Minha casa não chega a ser uma mansão, mas é uma casa grande suficiente para abrigar três carros na garagem, uma enorme biblioteca, sala confortável de televisão, a suíte dos meus pais, o meu quarto e de Santana, mais um quarto de hóspede, banheiros, cozinha espaçosa, piscina aquecida e uma espécie de salão de festas com dependência para hospedes que fica no quintal. As festas dos Berry-Lopez são feitas todas ali, o que é bom, pois deixa a casa principal livre de estranhos e da bagunça. Preciso mencionar também a pequena estufa e o jardim maravilhoso que papai cuidava pessoalmente. Santana gostava de ajudá-lo nessa tarefa, mas se eu contasse pra alguém a respeito, estaria morta.

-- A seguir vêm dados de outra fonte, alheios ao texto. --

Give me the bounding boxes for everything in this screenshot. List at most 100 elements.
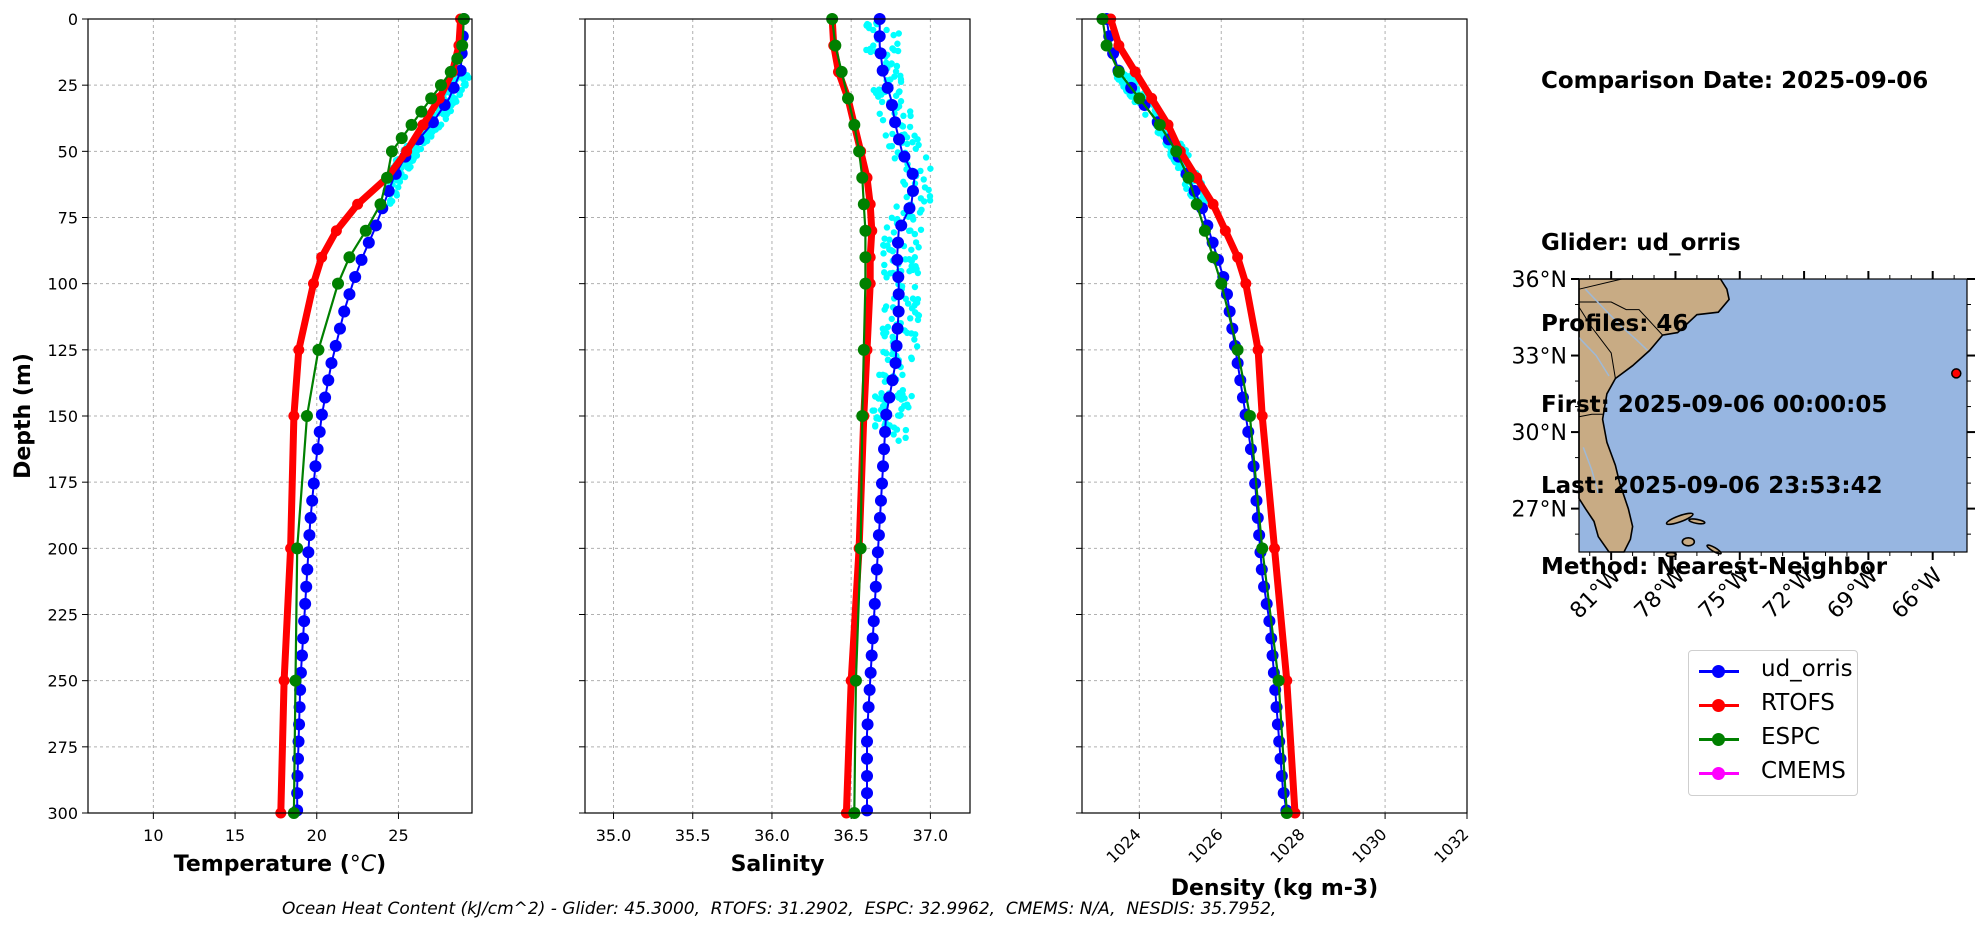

Apesar de vir de uma família católica, meu pai não segue nenhuma religião, mas respeitava as tradições de papai e não se importava em participar as festividades judaicas mais importantes. Santana e eu somos judias e falamos um pouco de hebreu, o suficiente para deixar nossos avós felizes. Santana fala espanhol perfeito. Ela e meu pai costumam conversar neste idioma. É uma coisa deles. Eu também falo espanhol com fluência, ou pelo menos, bem o bastante para acompanhar uma discussão e conseguir me expressar. Papai ficava perdido quando abuela e os outros Lopez se reuniam, principalmente nas festas de aniversário.
Em McKinley High, tirando os xingamentos e slushies quase que diários, minha rotina era bem comum. Meus amigos se resumiam aos meus companheiros do coral: Novas Direções. É um nome ruim, eu sei, e constantemente éramos chamados de "novas ereções" ou "sem direções" pelos garotos do time de futebol, de hóquei, de basquete por várias líderes de torcida e até pelo time feminino de vôlei. Eu, Kurt, Mercedes, Artie e Tina éramos os membros originais. Depois entraram Finn Hudson, Quinn, Santana e Brittany. Por último, vieram Mike, Puck e Matt.

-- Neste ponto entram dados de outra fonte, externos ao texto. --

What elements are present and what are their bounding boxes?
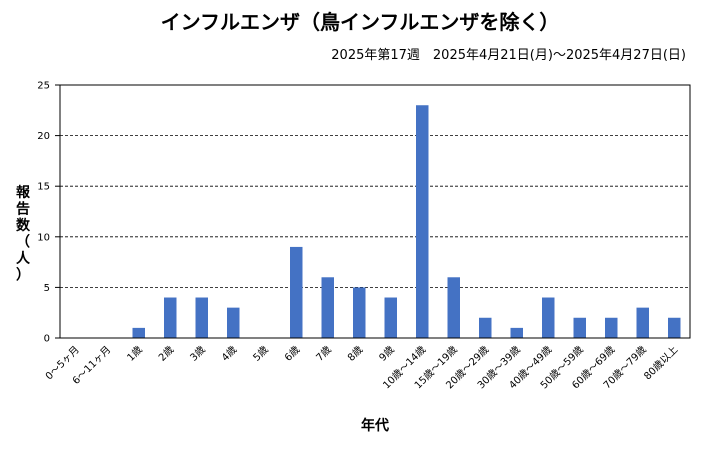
x-tick-label: 5歳 — [251, 344, 271, 364]
x-tick-label: 8歳 — [345, 344, 365, 364]
y-axis-label-char: ） — [16, 268, 30, 284]
x-tick-label: 2歳 — [156, 344, 176, 364]
x-tick-label: 1歳 — [125, 344, 145, 364]
x-tick-label: 9歳 — [377, 344, 397, 364]
x-tick-label: 7歳 — [314, 344, 334, 364]
y-tick-labels: 0 5 10 15 20 25 — [37, 81, 50, 345]
x-axis-label: 年代 — [361, 417, 389, 434]
y-axis-label-char: 告 — [16, 201, 30, 218]
bar — [164, 297, 177, 338]
y-tick-label: 20 — [37, 131, 50, 142]
bar — [290, 246, 303, 338]
y-axis-label-char: 人 — [16, 250, 31, 267]
x-tick-label: 6歳 — [282, 344, 302, 364]
bar — [668, 317, 681, 338]
y-tick-label: 0 — [44, 334, 50, 345]
x-tick-label: 80歳以上 — [642, 344, 681, 383]
bar — [353, 287, 366, 338]
bar — [605, 317, 618, 338]
y-axis-label: 報告数（人） — [16, 184, 31, 284]
bar — [384, 297, 397, 338]
bar — [416, 105, 429, 339]
bar — [510, 327, 523, 338]
y-tick-label: 10 — [37, 232, 50, 243]
y-tick-label: 15 — [37, 182, 50, 193]
y-axis-label-char: 報 — [16, 184, 31, 201]
bar — [636, 307, 649, 338]
chart-title: インフルエンザ（鳥インフルエンザを除く） — [160, 10, 560, 34]
x-tick-label: 4歳 — [219, 344, 239, 364]
bars — [132, 105, 681, 339]
bar — [195, 297, 208, 338]
gridlines — [55, 84, 690, 339]
bar — [227, 307, 240, 338]
y-axis-label-char: 数 — [16, 217, 31, 234]
bar — [321, 277, 334, 338]
y-tick-label: 5 — [44, 283, 50, 294]
bar — [447, 277, 460, 338]
bar — [479, 317, 492, 338]
bar — [132, 327, 145, 338]
chart-subtitle: 2025年第17週 2025年4月21日(月)〜2025年4月27日(日) — [331, 48, 686, 63]
bar — [542, 297, 555, 338]
plot-area-frame — [59, 84, 691, 339]
bar — [573, 317, 586, 338]
x-tick-label: 3歳 — [188, 344, 208, 364]
y-axis-label-char: （ — [16, 235, 30, 251]
y-tick-label: 25 — [37, 81, 50, 92]
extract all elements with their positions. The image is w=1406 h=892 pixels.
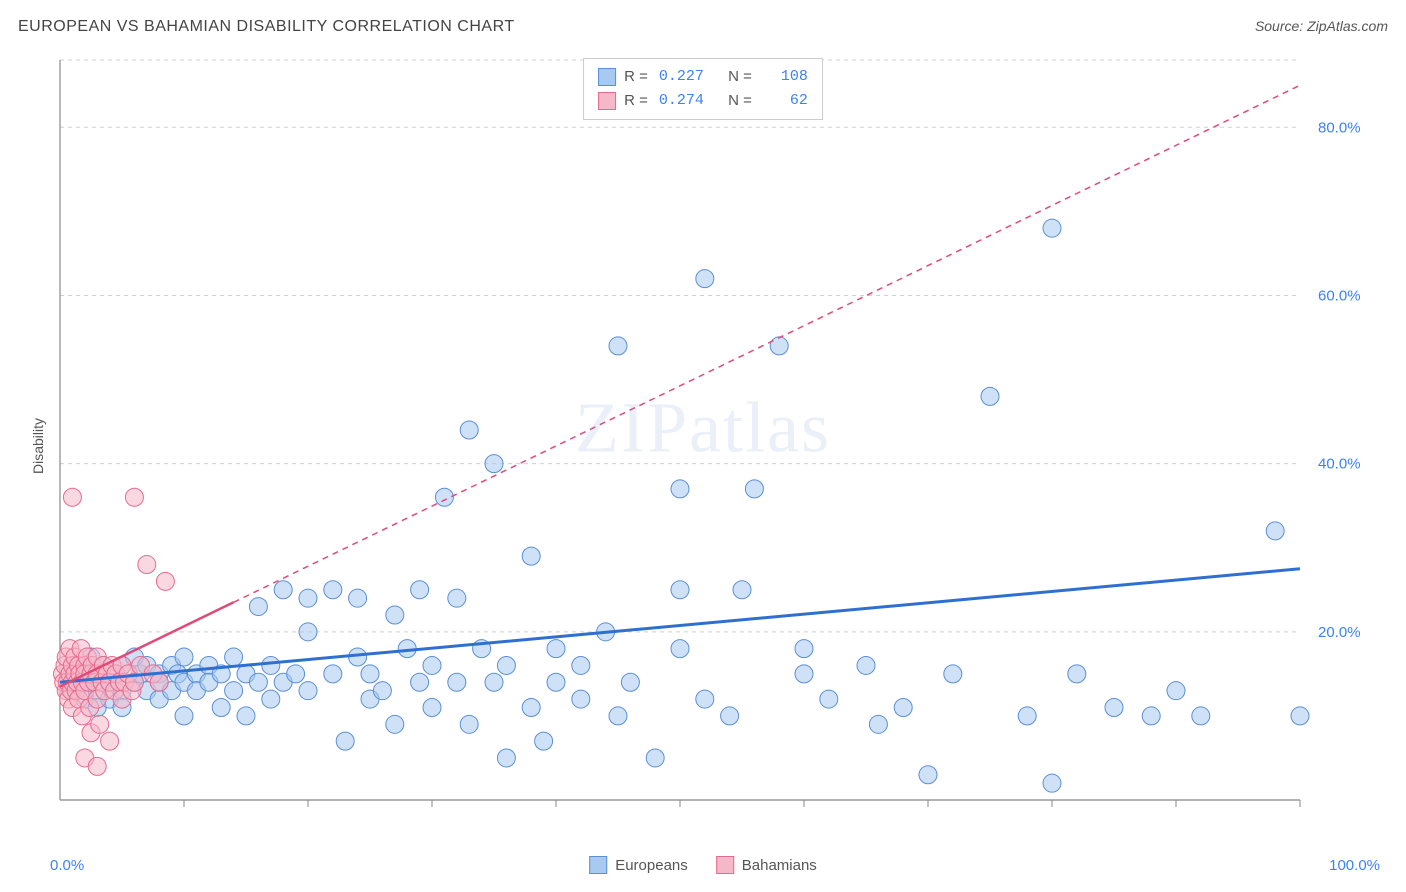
legend-row: R =0.227 N =108	[598, 65, 808, 89]
plot-area: 20.0% 40.0% 60.0% 80.0%	[50, 50, 1380, 830]
chart-source: Source: ZipAtlas.com	[1255, 18, 1388, 34]
x-axis-min-label: 0.0%	[50, 857, 84, 874]
svg-text:60.0%: 60.0%	[1318, 287, 1361, 304]
svg-text:40.0%: 40.0%	[1318, 456, 1361, 473]
x-axis-max-label: 100.0%	[1329, 857, 1380, 874]
legend-item: Europeans	[589, 856, 688, 874]
legend-item: Bahamians	[716, 856, 817, 874]
svg-text:20.0%: 20.0%	[1318, 624, 1361, 641]
chart-header: EUROPEAN VS BAHAMIAN DISABILITY CORRELAT…	[18, 18, 1388, 36]
scatter-chart: 20.0% 40.0% 60.0% 80.0%	[50, 50, 1380, 830]
legend-swatch	[589, 856, 607, 874]
correlation-legend: R =0.227 N =108 R =0.274 N = 62	[583, 58, 823, 120]
legend-swatch	[598, 68, 616, 86]
legend-swatch	[716, 856, 734, 874]
series-legend: Europeans Bahamians	[589, 856, 817, 874]
y-axis-label: Disability	[30, 418, 46, 474]
legend-swatch	[598, 92, 616, 110]
chart-title: EUROPEAN VS BAHAMIAN DISABILITY CORRELAT…	[18, 18, 515, 36]
legend-row: R =0.274 N = 62	[598, 89, 808, 113]
svg-text:80.0%: 80.0%	[1318, 119, 1361, 136]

Quinn entrou porque na época queria ficar de olho em Finn, o então namorado dela, e arrastou junto Santana e Brittany. É que Finn e eu fazíamos um dueto espetacular. Não que ele seja um cantor excepcional. Tem um timbre bonito, é verdade, mas revela muitas fraquezas quando faz solos. Comigo, Finn melhora substancialmente e a voz dele é um ótimo suporte para a minha. Nossa boa sintonia começou a ganhar força romântica, o que foi um impacto para o grupo. Quinn não aguentou a idéia de o namorado ter encontrado uma parceira mais interessante do que a líder de torcida clichê que era.
Tenho curiosidade de saber qual a ameaça Quinn usou para convencer Santana a entrar na sala de ensaios. Não é que as duas fossem amigas de verdade. Elas andavam juntas por conveniência, porque eram as garotas mais desejadas da escola: ambas top cheerios e estavam bem acima dos demais na hierarquia da popularidade. A verdadeira amiga de Santana sempre foi Brittany. Desde crianças! Britt passava as tardes lá em casa e a gente brincava de casinha: Santana era o marido, ela a esposa e eu era a filha. Quando a puberdade chegou, Santana passou a gostar de ficar a sós com a amiga e aí de mim se chegasse a menos de cinco metros de distância. Logo me mandava ir para o meu quarto fazer a tarefa de casa ou qualquer outra coisa. Demorei a entender a razão dessa ruptura. Passei algum tempo odiando Brittany por roubar Santana de mim. Mas a loira não tão esperta, academicamente falando, é uma criatura amável demais para se detestar. Passei a culpar e a odiar Santana na maior parte do tempo.
Ao contrário de Santana, nunca levei amigos para casa antes de integrar o Nova Direções. Às vezes penso que a grande quantidade de atividades extra-curriculares visando a minha carreira ocuparam minha vida a tal ponto que não tive tanto tempo assim para fazer amigos. Talvez tenha sido isso mesmo.
Mas antes de avançar nesta história, é bom contextualizar estes os acontecimentos corretamente. Acredito que tudo começou a criar forma quando estava entrando na adolescência.